L’importanza dei contesti

Sollecitato dai commenti di Davide e Francesco, riprendiamo il discorso del post precedente e cerchiamo di analizzare e sviscerare un po’ di più le situazioni che sempre più spesso mi capita di vedere.

Quello che Davide e Francesco “contestano” della visione descritta nel post precedente credo sia dettata da una loro visione data-centrica: il dato prima di tutto…e detta così potrebbe sembrare ovvia 🙂 Ma non è così semplice: il dato cambia, non solo nella sostanza, ma anche e soprattutto nella forma e ciò che ne delinea i contorni sono i processi di business che le nostre applicazioni modellano. Guardare il dato in un particolare istante significa fare uno snapshot dello stato di un processo…ma mentre lo stiamo guardando e analizzando quel dato potrebbe già essere vecchio, ma non solo…potrebbe anche avere una “forma” talmente vecchia da non essere più utile.

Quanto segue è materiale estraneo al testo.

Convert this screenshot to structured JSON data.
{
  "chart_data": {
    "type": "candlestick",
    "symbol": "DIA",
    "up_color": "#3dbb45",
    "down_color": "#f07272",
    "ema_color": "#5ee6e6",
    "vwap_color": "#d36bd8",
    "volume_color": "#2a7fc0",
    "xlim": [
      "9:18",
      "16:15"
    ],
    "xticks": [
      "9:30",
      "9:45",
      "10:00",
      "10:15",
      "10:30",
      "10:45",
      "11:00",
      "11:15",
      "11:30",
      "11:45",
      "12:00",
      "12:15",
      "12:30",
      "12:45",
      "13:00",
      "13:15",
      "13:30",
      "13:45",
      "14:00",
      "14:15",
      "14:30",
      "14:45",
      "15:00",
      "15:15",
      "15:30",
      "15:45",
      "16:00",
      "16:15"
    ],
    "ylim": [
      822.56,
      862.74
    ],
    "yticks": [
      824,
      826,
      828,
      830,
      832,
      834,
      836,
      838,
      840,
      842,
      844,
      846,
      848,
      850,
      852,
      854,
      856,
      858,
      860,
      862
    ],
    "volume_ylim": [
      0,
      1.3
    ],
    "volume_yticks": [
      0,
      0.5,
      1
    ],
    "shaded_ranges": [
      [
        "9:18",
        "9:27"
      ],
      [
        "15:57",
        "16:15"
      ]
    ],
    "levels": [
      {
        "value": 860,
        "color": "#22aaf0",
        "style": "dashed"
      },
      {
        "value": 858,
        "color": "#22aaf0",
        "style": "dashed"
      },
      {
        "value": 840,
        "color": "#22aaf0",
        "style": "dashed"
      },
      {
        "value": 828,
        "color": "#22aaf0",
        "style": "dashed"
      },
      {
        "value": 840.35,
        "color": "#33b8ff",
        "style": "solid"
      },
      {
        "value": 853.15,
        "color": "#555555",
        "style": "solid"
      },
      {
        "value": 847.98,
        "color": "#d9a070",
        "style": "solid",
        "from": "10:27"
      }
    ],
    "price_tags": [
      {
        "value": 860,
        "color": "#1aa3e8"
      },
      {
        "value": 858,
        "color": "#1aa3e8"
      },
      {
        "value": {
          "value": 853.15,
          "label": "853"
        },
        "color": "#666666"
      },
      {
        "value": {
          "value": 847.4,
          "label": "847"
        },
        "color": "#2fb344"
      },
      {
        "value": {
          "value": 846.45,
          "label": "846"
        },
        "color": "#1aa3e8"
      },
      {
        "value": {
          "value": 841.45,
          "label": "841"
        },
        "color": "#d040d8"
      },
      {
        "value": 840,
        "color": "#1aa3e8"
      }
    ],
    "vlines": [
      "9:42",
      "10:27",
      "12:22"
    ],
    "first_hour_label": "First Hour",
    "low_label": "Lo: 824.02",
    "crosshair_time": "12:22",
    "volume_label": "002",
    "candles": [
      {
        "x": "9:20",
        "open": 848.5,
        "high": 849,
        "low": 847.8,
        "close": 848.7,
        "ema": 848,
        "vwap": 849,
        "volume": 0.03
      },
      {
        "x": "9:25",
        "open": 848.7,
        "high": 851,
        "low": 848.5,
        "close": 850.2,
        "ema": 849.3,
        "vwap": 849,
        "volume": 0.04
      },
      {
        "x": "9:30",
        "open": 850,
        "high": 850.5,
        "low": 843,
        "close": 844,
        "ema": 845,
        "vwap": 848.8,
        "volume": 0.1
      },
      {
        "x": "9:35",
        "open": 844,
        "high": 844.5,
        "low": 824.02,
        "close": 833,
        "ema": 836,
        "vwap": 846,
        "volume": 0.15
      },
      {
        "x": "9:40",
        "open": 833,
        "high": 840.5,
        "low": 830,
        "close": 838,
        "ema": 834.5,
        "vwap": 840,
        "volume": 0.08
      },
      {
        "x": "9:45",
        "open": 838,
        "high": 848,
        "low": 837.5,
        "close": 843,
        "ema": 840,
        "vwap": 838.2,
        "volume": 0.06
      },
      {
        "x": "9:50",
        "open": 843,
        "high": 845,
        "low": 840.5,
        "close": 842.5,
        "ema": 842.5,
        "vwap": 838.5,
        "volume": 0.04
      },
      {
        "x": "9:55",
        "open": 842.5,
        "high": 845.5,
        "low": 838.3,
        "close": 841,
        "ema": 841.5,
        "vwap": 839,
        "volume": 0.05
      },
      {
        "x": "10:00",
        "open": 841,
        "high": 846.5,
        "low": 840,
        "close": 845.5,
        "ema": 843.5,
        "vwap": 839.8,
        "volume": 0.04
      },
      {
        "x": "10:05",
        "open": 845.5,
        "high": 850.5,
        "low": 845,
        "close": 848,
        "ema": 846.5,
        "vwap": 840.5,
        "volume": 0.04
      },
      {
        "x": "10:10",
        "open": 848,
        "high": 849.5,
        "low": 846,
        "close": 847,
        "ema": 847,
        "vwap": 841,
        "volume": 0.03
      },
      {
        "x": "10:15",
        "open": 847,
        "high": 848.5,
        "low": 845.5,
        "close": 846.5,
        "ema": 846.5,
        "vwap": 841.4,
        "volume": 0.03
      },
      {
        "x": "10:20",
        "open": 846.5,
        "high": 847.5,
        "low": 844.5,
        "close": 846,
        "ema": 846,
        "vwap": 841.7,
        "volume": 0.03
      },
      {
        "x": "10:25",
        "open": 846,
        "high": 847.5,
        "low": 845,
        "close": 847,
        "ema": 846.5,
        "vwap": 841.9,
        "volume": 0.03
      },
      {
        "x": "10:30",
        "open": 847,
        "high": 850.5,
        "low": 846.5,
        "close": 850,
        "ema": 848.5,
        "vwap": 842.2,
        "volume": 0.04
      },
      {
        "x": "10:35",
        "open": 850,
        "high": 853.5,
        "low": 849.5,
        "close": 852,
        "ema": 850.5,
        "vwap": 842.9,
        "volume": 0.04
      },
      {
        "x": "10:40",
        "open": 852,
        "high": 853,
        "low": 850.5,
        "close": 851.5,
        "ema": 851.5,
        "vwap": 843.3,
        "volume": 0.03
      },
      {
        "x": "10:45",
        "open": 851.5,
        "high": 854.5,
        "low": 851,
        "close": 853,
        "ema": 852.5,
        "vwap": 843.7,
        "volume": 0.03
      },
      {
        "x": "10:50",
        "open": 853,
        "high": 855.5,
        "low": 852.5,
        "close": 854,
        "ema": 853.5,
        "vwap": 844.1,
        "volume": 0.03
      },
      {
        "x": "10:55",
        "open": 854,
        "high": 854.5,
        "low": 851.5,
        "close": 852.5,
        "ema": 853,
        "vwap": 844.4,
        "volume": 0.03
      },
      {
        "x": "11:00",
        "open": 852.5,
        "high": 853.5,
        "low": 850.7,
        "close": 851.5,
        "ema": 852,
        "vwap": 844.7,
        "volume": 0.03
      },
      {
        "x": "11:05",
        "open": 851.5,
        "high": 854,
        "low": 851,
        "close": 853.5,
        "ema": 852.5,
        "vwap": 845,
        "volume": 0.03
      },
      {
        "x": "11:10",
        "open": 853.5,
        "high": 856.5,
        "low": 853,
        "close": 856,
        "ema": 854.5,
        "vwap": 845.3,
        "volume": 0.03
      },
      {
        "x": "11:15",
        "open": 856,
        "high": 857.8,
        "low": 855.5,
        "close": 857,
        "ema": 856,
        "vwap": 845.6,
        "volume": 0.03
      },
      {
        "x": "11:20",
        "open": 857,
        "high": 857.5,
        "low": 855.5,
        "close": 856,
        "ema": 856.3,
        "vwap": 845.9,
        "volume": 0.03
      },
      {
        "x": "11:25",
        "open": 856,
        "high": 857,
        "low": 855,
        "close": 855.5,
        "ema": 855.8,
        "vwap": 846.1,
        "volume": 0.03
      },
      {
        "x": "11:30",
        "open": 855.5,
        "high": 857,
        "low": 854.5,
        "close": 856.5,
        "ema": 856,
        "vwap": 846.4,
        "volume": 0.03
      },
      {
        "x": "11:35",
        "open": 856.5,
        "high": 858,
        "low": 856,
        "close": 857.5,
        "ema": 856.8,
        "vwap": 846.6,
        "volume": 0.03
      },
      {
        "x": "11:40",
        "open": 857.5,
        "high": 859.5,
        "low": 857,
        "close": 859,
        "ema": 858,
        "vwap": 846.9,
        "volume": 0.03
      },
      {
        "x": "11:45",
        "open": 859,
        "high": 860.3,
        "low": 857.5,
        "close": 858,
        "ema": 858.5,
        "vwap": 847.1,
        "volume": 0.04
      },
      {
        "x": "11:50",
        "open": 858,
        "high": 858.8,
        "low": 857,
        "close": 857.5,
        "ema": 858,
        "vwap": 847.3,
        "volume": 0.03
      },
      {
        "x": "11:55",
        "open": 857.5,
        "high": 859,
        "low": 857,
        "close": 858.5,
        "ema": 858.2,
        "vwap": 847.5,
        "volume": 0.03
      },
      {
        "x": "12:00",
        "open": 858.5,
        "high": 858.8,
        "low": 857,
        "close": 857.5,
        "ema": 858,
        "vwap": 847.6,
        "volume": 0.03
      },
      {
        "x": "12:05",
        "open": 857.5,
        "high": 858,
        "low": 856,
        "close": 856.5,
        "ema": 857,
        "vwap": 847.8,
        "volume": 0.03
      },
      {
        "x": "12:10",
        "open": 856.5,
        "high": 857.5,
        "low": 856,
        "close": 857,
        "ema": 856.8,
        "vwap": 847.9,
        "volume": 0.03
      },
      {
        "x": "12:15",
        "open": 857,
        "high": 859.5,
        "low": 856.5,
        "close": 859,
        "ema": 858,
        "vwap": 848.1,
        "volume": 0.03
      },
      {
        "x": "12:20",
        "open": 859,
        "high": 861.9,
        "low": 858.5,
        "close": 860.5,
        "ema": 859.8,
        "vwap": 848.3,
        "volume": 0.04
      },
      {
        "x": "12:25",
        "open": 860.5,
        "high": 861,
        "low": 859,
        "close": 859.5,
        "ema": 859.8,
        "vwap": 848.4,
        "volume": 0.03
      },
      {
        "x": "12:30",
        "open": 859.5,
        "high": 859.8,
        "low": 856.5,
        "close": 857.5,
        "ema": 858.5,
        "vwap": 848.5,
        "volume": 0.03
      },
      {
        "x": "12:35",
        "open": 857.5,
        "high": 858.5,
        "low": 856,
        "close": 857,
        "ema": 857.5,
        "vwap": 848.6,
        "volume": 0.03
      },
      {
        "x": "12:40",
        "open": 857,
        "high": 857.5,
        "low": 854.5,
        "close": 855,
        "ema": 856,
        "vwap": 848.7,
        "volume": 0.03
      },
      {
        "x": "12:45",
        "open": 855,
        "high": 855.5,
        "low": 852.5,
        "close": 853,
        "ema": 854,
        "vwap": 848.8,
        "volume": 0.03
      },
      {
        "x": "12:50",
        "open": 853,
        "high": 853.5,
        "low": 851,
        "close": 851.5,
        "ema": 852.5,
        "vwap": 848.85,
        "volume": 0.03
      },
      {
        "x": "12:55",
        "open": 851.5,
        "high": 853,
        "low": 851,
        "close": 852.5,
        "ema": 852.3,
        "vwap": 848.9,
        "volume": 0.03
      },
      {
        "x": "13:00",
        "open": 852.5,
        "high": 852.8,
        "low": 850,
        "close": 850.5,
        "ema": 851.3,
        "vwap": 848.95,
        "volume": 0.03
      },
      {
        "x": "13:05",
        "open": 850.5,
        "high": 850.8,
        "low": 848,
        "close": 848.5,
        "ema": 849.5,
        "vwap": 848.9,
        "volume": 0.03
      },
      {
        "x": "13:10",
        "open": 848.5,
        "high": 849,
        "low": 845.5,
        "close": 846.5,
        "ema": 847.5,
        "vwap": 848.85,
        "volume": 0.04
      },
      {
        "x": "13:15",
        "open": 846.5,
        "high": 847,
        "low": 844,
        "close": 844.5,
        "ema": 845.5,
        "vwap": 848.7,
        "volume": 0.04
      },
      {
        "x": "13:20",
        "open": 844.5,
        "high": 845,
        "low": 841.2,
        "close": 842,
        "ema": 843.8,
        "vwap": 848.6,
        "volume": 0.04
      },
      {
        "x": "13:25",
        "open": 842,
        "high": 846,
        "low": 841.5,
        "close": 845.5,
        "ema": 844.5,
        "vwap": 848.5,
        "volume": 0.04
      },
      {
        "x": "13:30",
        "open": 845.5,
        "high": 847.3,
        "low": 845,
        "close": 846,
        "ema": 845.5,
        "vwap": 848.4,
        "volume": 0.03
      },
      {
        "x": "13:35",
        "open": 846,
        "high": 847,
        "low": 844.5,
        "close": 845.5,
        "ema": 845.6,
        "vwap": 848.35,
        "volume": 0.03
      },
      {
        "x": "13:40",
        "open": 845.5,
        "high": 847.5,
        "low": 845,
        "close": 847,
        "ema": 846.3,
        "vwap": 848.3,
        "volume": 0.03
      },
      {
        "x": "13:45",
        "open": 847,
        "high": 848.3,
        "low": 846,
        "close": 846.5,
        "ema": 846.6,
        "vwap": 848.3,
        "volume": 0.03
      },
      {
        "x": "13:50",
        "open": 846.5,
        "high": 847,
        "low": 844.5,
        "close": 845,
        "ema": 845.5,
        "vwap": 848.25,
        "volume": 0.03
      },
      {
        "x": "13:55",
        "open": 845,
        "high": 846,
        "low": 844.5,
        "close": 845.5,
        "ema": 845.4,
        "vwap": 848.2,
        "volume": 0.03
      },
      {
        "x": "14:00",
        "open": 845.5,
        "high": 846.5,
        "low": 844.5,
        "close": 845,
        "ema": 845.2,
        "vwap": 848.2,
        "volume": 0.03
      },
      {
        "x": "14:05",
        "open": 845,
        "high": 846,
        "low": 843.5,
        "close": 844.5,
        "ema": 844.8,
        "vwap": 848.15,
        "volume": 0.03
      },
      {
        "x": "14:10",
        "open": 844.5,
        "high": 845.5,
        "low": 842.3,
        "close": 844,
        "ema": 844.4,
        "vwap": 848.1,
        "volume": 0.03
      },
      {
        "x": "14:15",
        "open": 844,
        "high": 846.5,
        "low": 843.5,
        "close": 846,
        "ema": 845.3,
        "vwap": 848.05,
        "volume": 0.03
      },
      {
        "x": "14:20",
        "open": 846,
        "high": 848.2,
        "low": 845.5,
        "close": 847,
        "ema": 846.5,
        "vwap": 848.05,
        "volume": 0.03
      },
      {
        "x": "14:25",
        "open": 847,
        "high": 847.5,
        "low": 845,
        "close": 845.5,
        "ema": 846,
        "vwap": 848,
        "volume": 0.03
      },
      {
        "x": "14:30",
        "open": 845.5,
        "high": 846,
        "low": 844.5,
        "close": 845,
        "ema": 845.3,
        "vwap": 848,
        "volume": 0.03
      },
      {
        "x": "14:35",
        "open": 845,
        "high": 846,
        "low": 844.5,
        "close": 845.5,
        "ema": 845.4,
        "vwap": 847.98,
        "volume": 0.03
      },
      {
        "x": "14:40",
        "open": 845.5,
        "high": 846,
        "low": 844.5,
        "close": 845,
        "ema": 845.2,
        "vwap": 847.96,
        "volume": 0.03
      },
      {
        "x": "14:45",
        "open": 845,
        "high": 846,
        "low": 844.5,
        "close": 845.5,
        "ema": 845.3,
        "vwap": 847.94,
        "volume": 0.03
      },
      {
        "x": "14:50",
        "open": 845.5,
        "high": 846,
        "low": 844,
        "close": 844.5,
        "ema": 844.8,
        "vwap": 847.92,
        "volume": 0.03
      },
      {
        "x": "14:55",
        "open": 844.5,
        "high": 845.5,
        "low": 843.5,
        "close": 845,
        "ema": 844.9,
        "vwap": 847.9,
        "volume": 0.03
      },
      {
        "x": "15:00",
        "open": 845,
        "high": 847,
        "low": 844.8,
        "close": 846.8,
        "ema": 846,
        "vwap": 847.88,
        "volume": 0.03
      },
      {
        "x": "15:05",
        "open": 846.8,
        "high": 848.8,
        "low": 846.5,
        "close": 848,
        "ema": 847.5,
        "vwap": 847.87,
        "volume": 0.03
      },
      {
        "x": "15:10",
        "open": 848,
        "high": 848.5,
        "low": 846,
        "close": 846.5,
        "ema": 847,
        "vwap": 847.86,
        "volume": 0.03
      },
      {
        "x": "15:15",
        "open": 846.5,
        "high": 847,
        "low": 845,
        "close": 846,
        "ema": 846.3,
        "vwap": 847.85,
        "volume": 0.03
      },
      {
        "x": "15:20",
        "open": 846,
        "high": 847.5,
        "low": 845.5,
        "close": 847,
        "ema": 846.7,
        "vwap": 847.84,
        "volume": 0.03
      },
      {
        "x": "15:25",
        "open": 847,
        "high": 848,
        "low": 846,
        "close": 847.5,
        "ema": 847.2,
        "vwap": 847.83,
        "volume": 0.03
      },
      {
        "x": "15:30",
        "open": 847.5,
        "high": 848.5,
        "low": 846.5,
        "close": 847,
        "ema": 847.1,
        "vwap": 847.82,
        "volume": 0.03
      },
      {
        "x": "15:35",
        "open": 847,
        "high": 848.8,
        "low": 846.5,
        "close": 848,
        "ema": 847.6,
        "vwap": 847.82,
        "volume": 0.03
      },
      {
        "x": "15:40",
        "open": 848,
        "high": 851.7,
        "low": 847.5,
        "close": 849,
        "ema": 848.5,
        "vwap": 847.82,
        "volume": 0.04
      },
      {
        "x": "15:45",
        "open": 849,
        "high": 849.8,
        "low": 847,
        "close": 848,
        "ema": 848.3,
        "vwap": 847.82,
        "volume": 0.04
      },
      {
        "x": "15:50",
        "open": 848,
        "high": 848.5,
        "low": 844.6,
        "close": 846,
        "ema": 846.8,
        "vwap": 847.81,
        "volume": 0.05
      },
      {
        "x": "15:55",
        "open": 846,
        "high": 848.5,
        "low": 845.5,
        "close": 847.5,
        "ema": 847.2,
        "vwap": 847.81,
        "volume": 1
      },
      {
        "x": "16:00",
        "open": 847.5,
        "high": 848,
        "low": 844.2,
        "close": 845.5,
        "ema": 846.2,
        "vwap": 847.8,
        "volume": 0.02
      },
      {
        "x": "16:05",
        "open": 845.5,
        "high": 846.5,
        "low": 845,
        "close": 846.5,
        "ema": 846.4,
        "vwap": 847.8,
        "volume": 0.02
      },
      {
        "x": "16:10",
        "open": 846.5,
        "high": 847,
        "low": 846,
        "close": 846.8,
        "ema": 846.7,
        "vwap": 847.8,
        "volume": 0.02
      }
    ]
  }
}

La mia idea non è quella di creare dei gateway verso i dati, ma delineare in modo marcato i confini dei processi in cui ogni dato acquisisce un particolare significato. E’ solo attraverso il processo che si può capire il valore di un dato. Chiunque debba interagire con i dati in lettura lo può fare attraverso le API che i processi metteranno a disposizione, ma soprattutto quando si deve interagire in scrittura l’unico modo per non correre il rischio di portare il sistema in uno stato inconsistente è quello di delegare le nostre richieste a chi le sa gestire. Questo attore non può essere il database, che ha (e deve avere) altri compiti.

In un ambiente distribuito questa “compartimentazione” è manna dal cielo: come afferma il CAP theorem, non è possibile garantire contemporaneamente consistenza, “disponibilità” e tolleranza al partizionamento di rete (non so se si traduce così 🙂 )per un sistema distribuito. Garantire due di questi aspetti, in base alle esigenze, suddividendo l’intero sistema in contesti è la soluzione per semplificare il problema…ma di questo ne parliamo la prossima volta.